Emerging predictive advocacy tools are combining AI-driven sentiment analysis with network engagement tracking and sector conversation mapping to anticipate potential narrative shifts. This is particularly relevant in high-stakes, politicised areas like ESG regulation, carbon market adoption, fossil fuel phase-out and biodiversity frameworks, where early signals often surface through coalitions, expert commentary or campaign momentum – long before they appear in mainstream coverage.

For communicators, this changes the role of monitoring. It’s no longer just about measuring campaign reach or brand sentiment, but about scanning the landscape for cues that inform proactive response and message shaping. It also opens new space for collaboration using shared data with partners to coordinate action and narrative alignment across coalitions.

How to weave this into your planning:

  • Explore tools that combine media analysis, policy tracking and movement intelligence for a fuller picture of your issue landscape.
  • Build regular horizon scanning into your comms workflows, especially around moments of increased public scrutiny or legislative change.
  • Use advocacy trend data to inform narrative testing, not just message refinement to understand what conversations are emerging and where might your perspective be most useful.

10. AI-powered testing that drives smarter creative decisions

Content performance no longer needs to rely on guesswork. AI tools are enabling rapid iteration and optimisation. At Greenhouse we use an advanced platform to test and analyse creative before it goes live on the channels. We assess for emotional resonance, cognitive load and likely audience attention.

This helps our teams forecast performance and adjust creative before media spend is committed. For climate communicators with tight budgets and high-stakes messages, this means more confidence in what will resonate, and fewer wasted resources.
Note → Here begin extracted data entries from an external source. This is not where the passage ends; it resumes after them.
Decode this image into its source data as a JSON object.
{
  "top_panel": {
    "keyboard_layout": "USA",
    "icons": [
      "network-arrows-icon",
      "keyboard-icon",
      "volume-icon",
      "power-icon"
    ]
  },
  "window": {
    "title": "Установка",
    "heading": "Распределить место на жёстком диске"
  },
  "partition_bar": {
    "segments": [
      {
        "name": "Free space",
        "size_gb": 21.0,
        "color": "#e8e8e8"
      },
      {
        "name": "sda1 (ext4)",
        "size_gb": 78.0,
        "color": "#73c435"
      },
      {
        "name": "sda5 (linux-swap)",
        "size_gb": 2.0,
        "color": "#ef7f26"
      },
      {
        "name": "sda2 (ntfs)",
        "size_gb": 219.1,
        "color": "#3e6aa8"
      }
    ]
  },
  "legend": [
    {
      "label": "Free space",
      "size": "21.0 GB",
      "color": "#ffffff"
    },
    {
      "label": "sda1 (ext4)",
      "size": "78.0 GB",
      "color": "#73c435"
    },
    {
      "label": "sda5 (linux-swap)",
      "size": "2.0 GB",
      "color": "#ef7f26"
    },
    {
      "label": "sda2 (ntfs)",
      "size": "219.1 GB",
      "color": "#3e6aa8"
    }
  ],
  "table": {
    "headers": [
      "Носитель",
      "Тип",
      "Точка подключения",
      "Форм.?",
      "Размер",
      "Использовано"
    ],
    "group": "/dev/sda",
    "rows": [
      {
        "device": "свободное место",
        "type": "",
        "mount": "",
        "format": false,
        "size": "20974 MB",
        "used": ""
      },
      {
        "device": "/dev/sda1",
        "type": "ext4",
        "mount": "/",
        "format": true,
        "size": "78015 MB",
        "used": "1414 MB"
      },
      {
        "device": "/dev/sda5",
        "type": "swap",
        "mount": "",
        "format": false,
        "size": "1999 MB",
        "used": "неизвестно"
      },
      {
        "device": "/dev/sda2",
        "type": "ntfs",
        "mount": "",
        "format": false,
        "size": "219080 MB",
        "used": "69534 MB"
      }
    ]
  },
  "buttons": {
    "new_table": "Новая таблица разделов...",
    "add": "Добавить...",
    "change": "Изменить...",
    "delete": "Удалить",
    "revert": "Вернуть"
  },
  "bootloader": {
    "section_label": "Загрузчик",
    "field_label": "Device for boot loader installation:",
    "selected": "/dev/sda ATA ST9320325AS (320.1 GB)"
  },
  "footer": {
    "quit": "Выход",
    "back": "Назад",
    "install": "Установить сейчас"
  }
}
How to weave this into your planning:

  • Use AI tools to test multiple variations of messaging, visuals and calls to action before launch. If you don’t have these tools available talk to us and we can support you.
  • Apply learnings to adapt content by channel, format and audience segment.
  • Integrate optimisation into your creative process not just reporting and always have multiple variants to ensure content is tested for maximum results.

What this all means

2026 will not be defined by the loudest messages, but by the most credible ones.

As climate communications enters a new phase shaped by AI-driven discovery, intensified scrutiny and the rising influence of specialist voices, organisations must adapt. The imperative is not just to communicate, but to be believed. To be present where decisions are made. And to demonstrate legitimacy not only through evidence, but through relationships, relevance and lived experience.

This year, trust is not a background factor. It will become the message.

The most effective communicators in 2026 will be those who build credibility into every aspect of their strategy, structuring content to be discoverable and citable, ensuring it is carried by trusted voices and seen in the right places. They will elevate community perspectives, prioritise transparency  and treat visibility not as a metric, but as a marker of accountability. And they will recognise that lasting influence is earned within specialist, grounded networks not through reach alone.

This is not a checklist. It is a mindset shift. One that reframes communications as a tool for real-world change and impact, not just awareness.